A convicted attempted terrorist has been invited to attend an official state dinner reception during the Prime Minister's visit to India.
(This column originally appeared in the Toronto Sun)
By: Candice Malcolm
A gunman found guilty of attempting to assassinate an Indian cabinet minister visiting Canada in 1986 has been invited to attend an official state dinner reception during Justin Trudeau’s India visit.
Jaspal Atwal was convicted of attempted murder in 1987, after shooting moderate Sikh politician Malkiat Singh Sidhu, who at the time was visiting family on Vancouver Island.
He’s is a former member of the International Sikh Youth Federation (ISYF), a militant group fighting to establish an independent Sikh state in the Punjab region of India that was banned in Canada and designated a terrorist organization in 2003.
The Sun was shown photos of Atwal with Sophie Trudeau, which confirm he is in India with Trudeau’s delegation this week. The Sun was also shown a copy of the official invitation addressed to Atwal.
“His Excellency Nadir Patel, High Commissioner for Canada to India, is pleased to invite Jaspal Atwal to a dinner reception celebrating Canada-India ties on the occasion of the visit of The Right Honourable Justin Trudeau, Prime Minister of Canada,” the invitation reads.
The private event will be held on Thursday in the New Delhi home of the Canadian High Commissioner – the top Canadian diplomat in India.
Atwal has already been photographed in India with Trudeau’s wife Sophie Trudeau, Infrastructure Minister Amarjeet Sohi, and Brampton South Liberal MP Sonia Sidhu.
Trudeau’s office was contacted to confirm whether Atwal was a part of Trudeau’s official delegation. Sources suggested that is the case, however, the PMO could not confirm that Wednesday. The PMO told CBC “the High Commission is in the process of rescinding Mr. Atwal’s invitation.”

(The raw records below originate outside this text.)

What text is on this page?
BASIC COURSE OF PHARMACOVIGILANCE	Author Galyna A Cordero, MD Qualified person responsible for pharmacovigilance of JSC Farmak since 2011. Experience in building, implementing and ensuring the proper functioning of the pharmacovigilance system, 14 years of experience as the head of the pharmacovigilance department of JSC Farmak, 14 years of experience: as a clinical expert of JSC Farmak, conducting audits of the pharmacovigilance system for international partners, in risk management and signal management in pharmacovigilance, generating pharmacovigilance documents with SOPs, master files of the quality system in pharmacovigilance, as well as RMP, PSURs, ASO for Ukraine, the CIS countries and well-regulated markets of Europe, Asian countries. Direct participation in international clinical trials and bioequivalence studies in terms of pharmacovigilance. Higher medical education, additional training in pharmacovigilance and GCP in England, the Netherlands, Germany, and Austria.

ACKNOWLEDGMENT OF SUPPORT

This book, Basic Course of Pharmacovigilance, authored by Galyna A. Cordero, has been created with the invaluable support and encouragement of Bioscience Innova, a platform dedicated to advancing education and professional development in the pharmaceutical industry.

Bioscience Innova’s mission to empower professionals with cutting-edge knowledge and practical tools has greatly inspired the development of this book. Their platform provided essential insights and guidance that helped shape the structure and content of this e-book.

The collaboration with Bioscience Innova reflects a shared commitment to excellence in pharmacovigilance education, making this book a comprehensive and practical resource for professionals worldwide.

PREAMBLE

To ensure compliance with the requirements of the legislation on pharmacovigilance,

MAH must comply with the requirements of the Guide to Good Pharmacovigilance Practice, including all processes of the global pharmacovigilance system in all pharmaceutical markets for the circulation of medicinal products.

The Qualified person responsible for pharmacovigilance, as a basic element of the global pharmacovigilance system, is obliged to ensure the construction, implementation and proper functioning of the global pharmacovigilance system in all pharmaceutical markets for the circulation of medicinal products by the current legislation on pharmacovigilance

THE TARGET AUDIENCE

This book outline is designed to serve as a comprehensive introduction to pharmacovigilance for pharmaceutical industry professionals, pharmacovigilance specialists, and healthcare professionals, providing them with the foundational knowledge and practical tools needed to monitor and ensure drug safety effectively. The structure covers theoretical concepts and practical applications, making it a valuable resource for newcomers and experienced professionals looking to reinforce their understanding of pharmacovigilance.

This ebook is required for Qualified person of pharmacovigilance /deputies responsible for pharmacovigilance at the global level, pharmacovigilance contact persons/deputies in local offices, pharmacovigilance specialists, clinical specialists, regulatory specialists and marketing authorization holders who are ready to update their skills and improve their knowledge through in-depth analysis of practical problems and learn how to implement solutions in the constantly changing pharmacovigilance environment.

Sidhu was a Minister of State in the Punjab state government at the time. He was attending his nephew’s wedding and driving on a rural road in the small community of Gold River, British Columbia, when his car was ambushed by Sikh extremists.
Sindu’s car windows were smashed and he was shot five times, but survived the attempted assassination.
Four men, including Jaspal Atwal, were arrested and eventually sentenced to 20 years in prison. The men did not serve jail time, however, because CSIS was found to have obtained evidence through an improperly obtained warrant.
In 2011, Atwal lost a $28,000 decision against the Insurance Corporation of British Columbia in relation to a car fraud ring that included dozens of people.
Atwal is a partisan activist in British Columbia and previously held a leadership position in Surrey with the Liberal Party of Canada. Atwal showed up to Budget Day in Victoria in 2012, former Liberal Premier Christy Clark spoke out against him.
“He shouldn’t have been here. So, in the future, we’re going to have much more scrutiny,” said Clark at the time. “If I had recognized his name, he wouldn’t have been here.”
Atwal’s presence at an official function adds insult to injury for Trudeau’s India tour, already overshadowed by the cold shoulder the Indian government has given Canada’s PM. Indian Prime Minister Narendra Modi did not welcome Trudeau at the airport, as he has for many other foreign leaders, and did not accompany Trudeau to his home state of Gujarat.
The snub likely comes as a result of Trudeau’s failure to denounce and condemn Sikh extremists and Khalistan terrorists in Canada.
In April 2017, Trudeau attended a pro-Khalistan parade that featured shrines dedicated to Sikh terrorists. Trudeau was photographed in front of a Khalistan independence flag, a move that is very disrespectful to his Indian hosts.
Trudeau is being heavily criticized for other aspects of this junket. His itinerary includes seven days of sight-seeing with his family, several partisan Liberal political events, and only half a day of official bilateral meetings with government officials in the world’s largest democracy and Canada’s closest ally in Asia.